Güzel vakit geçirdiler, renkli pulları sevdiler. Bir iki ufak hata dışında yaklaşık 10 dakika içinde pullar sınıflandı. Bu etkinlikte tek sorun ortak çalışmaya alışamamak oldu. Miniklerim pulları kendi önlerine çekme eğilimindeydi genellikle. Ama ufak tefek telkinlerle bu sorunu hallettik. Erken bitirenlerden pullarla kuleler yapmalarını istedim. Etkinlik sonunda masaları hep birlikte topladık. 

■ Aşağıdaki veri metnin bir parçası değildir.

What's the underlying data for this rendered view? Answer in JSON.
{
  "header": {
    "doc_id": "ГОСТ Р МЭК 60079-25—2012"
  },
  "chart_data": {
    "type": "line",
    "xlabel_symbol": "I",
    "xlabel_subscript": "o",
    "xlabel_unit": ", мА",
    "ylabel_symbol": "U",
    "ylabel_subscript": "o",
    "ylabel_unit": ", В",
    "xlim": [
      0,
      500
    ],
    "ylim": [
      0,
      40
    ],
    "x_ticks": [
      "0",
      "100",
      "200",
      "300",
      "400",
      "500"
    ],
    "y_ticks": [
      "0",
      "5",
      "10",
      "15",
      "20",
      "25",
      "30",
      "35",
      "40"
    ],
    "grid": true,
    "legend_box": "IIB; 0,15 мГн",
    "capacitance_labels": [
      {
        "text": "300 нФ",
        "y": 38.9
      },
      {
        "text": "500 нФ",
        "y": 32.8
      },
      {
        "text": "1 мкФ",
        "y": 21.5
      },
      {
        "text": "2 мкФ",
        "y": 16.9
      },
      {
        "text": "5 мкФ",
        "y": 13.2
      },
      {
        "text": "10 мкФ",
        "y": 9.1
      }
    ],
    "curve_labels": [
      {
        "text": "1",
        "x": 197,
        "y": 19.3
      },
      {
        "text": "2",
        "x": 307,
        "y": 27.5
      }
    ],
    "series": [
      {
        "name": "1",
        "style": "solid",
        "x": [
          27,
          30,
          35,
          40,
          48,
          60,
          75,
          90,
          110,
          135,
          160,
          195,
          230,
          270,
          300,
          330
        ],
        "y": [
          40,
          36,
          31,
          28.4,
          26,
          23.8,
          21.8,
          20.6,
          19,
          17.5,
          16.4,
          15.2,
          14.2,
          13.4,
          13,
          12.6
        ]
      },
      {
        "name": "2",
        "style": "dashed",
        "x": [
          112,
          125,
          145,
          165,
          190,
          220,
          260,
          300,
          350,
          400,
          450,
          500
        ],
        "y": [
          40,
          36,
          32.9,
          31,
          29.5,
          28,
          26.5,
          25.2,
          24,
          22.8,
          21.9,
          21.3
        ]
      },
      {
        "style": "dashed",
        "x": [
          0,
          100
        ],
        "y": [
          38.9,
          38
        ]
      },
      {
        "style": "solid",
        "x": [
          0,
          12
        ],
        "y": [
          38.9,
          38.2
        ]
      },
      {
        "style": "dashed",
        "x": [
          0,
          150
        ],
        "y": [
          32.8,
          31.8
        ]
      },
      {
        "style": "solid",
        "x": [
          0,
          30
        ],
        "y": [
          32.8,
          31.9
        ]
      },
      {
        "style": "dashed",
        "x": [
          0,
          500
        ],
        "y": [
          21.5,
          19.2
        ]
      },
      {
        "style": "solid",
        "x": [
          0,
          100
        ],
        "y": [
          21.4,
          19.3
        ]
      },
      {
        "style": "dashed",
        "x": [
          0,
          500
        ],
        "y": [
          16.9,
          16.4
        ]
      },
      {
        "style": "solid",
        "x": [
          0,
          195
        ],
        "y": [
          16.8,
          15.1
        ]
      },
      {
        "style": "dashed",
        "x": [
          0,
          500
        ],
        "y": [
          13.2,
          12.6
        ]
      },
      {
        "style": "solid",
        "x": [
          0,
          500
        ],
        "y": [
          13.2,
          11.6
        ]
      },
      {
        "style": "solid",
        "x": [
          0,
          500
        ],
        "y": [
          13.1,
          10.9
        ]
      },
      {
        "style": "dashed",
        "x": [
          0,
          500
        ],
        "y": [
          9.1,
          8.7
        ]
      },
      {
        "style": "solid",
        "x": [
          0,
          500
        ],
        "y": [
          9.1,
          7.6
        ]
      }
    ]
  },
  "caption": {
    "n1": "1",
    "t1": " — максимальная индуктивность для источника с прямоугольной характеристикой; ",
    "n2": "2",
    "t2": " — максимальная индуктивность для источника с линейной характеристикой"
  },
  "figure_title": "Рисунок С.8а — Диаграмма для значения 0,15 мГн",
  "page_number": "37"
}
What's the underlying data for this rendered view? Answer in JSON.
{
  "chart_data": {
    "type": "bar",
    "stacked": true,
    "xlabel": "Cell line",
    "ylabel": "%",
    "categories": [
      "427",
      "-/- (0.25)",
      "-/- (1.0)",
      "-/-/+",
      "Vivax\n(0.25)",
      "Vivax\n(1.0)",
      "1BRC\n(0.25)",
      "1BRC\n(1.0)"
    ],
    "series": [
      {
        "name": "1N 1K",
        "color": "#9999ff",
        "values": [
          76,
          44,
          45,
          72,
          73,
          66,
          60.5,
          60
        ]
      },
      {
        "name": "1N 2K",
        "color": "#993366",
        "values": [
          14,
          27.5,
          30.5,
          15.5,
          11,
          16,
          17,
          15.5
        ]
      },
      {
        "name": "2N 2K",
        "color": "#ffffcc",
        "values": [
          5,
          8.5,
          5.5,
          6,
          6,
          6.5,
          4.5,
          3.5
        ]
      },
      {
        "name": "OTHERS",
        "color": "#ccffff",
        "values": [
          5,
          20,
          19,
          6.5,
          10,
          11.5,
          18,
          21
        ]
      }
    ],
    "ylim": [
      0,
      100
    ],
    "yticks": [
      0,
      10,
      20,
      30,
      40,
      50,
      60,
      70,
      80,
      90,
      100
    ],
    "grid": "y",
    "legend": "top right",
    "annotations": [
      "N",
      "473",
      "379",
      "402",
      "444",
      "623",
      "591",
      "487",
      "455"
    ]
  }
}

Bir başka etkinlik somun ve civatalarla oldu. Her birine bir takım verdim. Ben uçlarına somunlarını bir tur döndürüp takmıştım. Onlardan somunları sonuna kadar sıkmalarını istedim. İlk bitireni alkışladık. Bir iki tanesi bir türlü başaramadı ama onları da alkışladık ve yaklaşık beş dakikada bu etkinliği de tamamladık. Yine herşeyi birlikte topladık. 

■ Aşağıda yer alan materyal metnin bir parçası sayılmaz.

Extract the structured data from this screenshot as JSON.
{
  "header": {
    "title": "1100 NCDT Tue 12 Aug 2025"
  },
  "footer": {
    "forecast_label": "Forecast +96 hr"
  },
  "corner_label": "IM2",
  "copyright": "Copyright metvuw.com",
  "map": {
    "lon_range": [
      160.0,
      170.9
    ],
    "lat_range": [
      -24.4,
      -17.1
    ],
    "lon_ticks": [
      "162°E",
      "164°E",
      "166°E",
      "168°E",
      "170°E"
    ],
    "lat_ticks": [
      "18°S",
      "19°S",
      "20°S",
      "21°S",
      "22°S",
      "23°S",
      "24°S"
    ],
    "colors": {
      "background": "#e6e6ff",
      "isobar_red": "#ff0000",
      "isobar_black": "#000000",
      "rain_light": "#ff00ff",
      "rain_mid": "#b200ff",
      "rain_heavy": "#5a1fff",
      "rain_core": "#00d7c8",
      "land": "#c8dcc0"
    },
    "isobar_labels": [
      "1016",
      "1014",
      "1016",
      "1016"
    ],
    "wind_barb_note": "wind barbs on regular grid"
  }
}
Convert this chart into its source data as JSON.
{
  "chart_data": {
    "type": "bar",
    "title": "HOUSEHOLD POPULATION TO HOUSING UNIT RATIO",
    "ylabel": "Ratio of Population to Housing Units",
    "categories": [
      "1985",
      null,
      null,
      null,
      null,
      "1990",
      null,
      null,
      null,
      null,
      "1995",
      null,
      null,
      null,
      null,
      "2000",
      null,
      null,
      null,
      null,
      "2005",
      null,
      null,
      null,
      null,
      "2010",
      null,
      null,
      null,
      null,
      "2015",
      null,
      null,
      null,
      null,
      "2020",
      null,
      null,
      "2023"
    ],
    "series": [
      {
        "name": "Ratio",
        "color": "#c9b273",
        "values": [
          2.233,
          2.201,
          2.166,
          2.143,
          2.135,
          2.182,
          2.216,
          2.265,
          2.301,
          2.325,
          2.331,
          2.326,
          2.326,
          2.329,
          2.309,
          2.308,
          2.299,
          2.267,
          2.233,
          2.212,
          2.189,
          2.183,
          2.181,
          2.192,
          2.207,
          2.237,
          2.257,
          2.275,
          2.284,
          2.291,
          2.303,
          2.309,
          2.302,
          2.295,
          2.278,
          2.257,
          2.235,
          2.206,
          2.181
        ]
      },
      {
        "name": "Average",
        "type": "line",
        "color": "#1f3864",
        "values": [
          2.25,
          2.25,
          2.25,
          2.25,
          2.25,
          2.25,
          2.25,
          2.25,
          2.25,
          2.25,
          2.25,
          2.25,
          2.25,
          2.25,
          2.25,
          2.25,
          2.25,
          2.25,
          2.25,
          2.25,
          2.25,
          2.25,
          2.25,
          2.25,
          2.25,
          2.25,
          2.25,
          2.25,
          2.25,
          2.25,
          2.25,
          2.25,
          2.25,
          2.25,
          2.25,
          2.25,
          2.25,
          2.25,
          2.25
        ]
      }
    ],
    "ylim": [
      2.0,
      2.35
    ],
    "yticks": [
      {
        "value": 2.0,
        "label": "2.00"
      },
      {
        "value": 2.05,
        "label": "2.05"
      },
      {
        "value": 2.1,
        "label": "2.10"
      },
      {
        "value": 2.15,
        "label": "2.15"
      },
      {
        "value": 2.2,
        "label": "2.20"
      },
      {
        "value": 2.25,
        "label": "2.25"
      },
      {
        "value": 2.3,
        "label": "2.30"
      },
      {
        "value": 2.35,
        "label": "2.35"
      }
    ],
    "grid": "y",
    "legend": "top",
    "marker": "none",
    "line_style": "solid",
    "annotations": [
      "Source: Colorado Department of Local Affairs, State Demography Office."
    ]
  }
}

Bir başka oyunumuz için yere meşhur rulo kâğıdımdan uzunca bir parça serdim. Sonra arabaların nerelerde hareket ettiğini sordum. Asfalt ne renktir diye konuştuk ve siyah bir pastel boyayla bol virajlı bir yol çizdim. Ardından bütün çocuklarımı yere oturttum ve önlerine yüzlerce ponpon koydum. Miniklerim ponponları dizerek yolun çevresini süslediler. 


Ardından sihirli şapkamızdan isim seçerek (Name Selector adlı ipad uygulamasını kullandım. Daha önce burada tanıtmıştım) sırayla oyuncak arabamızı yolda sürdüler. 

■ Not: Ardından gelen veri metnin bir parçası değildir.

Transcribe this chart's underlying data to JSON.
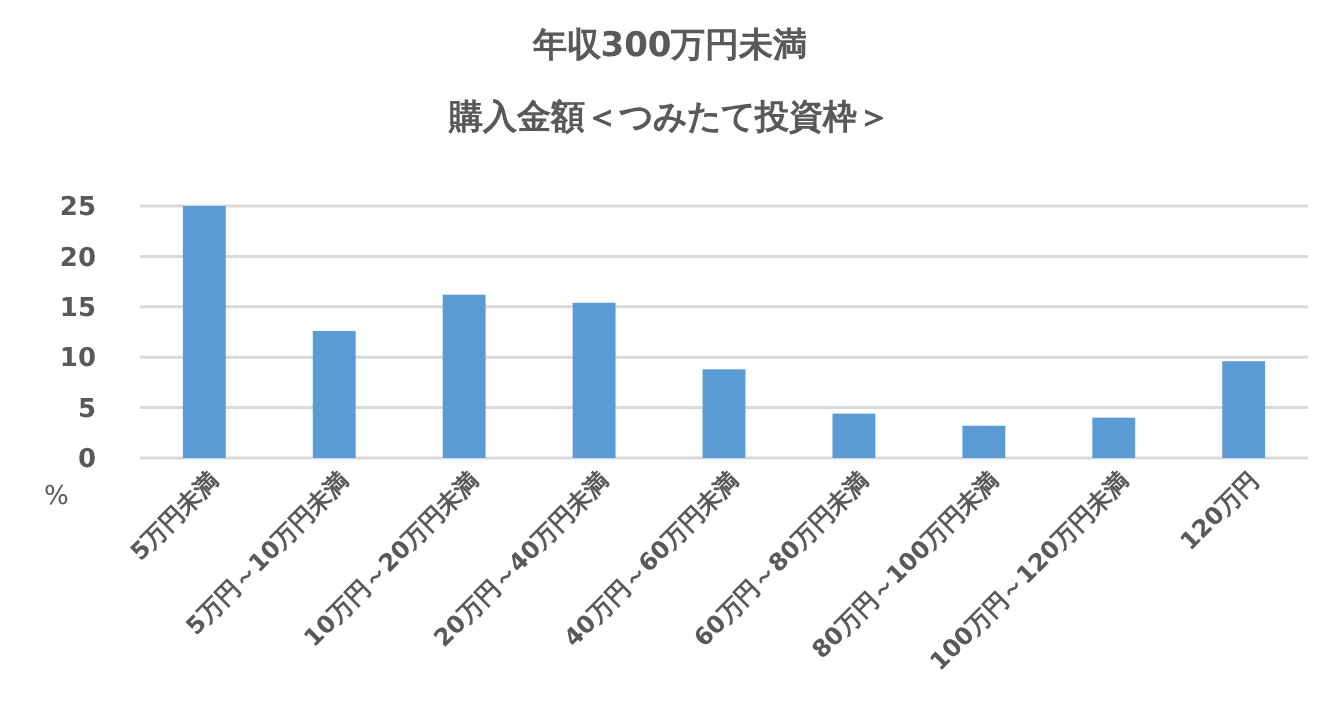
{
  "chart_data": {
    "type": "bar",
    "title": "年収300万円未満",
    "subtitle": "購入金額＜つみたて投資枠＞",
    "ylabel": "%",
    "categories": [
      "5万円未満",
      "5万円～10万円未満",
      "10万円～20万円未満",
      "20万円～40万円未満",
      "40万円～60万円未満",
      "60万円～80万円未満",
      "80万円～100万円未満",
      "100万円～120万円未満",
      "120万円"
    ],
    "series": [
      {
        "color": "#5b9bd5",
        "values": [
          25,
          12.6,
          16.2,
          15.4,
          8.8,
          4.4,
          3.2,
          4.0,
          9.6
        ]
      }
    ],
    "ylim": [
      0,
      25
    ],
    "yticks": [
      0,
      5,
      10,
      15,
      20,
      25
    ],
    "grid": "y"
  }
}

Bu aşamada çok eğlendiler ancak benim biraz canım sıkıldı. Ne yazık ki bazı miniklerim yolu kesinlikle takip edemedi, düz bir çizgi üzerinde gitti. Bu miniklerim yaptığımız tüm etkinliklerde benzer bir sorun yaşıyor. Beni biraz uğraştıracaklar kısaca ;)

Resim yapmadan olmaz elbette. Önce kesinlikle boyama sayfalarına karşı olduğumu belirtmeliyim. Miniklerin yaratıcılıkları önüne engel koyan, sıkıcı ve yorucu bu boyama sayfalarını çok çok nadir durumlar dışında kullanmam. Kimseye de tavsiye etmem. Her neyse, biz pastel boyalarla serbest resim yaptık. Bu aşamada da yaş özelliklerine uygun resimler yapanlar olduğu gibi sadece karalama yapan miniklerim de oldu. Bütün resimleri çok beğendik, isimlerini yazdık ve sakladık. Halen panom olmadığı için asamıyoruz maalesef :( 

İşte bir kaç çalışma. İyilerden ve gelişmesi gerekenlerden seçmece ;)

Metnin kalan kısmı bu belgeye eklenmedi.